The upshot is a massive industrial opportunity for China, which has been investing heavily in EVs for a long time now and already controls around three quarters of global battery cell production.

It also has an iron grip on the raw materials needed to produce them. Already, its EVs are making big inroads into the European market, threatening what has historically been one of the Continent’s key industries.

The protectionist response is therefore wholly unsurprising.

By luck rather than design, Britain is less exposed to this self imposed process of product obsolescence than any of the other major European economies, having run down its mass production auto industry decades ago, and therefore has less to lose and more to gain from the cheap – and no doubt subsidised – consumer prices that China has to offer.

Even so, the protectionist instinct runs deep. Downing Street is coughing up £500m to keep a bastardised version of the Port Talbot steel works open, justified on the basis that for strategic reasons alone we need some remaining steel capacity.

Why? Steel is massively oversupplied globally, and there are multiple different producers internationally from which to choose.
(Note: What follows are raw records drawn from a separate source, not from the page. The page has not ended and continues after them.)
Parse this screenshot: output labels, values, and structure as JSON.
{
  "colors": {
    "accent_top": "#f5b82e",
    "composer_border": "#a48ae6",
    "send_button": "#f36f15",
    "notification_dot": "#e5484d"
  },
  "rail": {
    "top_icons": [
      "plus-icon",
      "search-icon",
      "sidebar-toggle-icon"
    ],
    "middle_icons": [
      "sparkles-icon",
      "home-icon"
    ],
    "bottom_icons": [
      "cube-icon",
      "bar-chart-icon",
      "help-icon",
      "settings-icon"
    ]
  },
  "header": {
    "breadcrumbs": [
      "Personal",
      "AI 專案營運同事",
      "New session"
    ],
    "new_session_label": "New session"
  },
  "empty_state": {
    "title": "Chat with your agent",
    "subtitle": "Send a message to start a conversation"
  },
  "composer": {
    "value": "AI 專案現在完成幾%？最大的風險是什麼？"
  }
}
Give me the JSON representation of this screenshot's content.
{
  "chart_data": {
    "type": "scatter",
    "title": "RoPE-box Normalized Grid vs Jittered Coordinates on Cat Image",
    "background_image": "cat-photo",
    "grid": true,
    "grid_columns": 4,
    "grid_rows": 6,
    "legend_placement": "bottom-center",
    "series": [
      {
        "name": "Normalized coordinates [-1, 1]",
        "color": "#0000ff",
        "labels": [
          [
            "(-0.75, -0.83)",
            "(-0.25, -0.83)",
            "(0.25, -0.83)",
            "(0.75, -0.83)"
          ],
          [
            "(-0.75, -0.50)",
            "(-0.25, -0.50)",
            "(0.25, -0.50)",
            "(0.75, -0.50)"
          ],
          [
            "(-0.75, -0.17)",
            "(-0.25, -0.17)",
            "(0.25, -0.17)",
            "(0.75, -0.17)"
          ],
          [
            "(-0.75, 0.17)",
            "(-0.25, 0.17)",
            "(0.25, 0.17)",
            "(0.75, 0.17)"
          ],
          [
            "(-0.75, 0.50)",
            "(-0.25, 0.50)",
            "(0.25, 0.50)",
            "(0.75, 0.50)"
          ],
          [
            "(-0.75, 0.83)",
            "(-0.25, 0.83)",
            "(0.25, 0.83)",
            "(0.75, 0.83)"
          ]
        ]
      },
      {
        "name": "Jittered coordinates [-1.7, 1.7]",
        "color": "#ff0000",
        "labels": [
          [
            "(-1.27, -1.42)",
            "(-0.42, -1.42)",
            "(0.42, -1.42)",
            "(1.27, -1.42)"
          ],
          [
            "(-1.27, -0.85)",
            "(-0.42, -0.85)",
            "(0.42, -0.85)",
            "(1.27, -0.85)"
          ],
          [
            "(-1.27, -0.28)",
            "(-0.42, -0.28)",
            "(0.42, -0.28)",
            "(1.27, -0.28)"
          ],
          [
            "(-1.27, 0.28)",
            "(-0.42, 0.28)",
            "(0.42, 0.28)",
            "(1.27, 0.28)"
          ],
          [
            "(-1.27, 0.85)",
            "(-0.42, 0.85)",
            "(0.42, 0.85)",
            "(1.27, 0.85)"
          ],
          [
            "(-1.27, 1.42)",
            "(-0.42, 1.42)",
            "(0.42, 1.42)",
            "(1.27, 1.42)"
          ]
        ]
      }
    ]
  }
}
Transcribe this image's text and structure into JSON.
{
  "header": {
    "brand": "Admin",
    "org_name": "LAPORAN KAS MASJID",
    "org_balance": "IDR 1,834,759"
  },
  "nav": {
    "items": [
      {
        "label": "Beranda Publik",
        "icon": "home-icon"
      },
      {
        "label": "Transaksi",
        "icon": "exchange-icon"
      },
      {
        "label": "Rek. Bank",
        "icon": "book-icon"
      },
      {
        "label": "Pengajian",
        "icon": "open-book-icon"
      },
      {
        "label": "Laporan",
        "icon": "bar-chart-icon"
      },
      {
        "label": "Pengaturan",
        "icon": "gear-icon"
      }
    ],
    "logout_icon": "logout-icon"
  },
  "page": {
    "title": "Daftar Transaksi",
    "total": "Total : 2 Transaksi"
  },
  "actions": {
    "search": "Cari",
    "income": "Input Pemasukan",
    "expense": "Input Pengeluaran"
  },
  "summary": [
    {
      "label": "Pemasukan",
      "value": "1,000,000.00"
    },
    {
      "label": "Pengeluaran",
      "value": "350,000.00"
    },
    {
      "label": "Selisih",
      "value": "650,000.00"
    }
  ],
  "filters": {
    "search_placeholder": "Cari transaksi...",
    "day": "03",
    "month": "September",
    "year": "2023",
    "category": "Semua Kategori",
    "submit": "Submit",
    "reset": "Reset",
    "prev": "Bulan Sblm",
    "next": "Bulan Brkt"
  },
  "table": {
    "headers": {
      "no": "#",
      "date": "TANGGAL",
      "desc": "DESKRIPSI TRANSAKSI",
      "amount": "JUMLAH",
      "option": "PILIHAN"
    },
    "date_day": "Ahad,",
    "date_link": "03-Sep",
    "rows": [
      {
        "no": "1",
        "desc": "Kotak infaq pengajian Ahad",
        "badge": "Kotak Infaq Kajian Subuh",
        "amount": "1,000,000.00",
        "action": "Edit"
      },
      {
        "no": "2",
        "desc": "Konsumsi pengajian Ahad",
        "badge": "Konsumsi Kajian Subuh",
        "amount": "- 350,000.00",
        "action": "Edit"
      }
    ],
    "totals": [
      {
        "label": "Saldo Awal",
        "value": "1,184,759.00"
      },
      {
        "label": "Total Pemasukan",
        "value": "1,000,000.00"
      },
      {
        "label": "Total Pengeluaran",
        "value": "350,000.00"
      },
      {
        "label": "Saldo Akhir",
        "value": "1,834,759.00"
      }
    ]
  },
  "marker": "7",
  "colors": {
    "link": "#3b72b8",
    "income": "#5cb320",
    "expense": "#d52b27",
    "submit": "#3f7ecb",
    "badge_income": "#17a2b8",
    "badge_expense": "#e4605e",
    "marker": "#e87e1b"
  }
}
Free trade is not just a time-honoured route to economic prosperity, but because both sides have so much to lose, is also a potent guarantee of peace between nations.

Of course, free trade also needs to be fair trade, or it becomes a source of friction.

As the Chinese economy collapses in on itself, expect it to start exporting its deflation by dumping its excess production on the rest of the world, adding to current trade tensions and further bolstering calls for protectionist measures.

As I say, I don’t like historical parallels, but isn’t this pretty much what happened in the 1930s?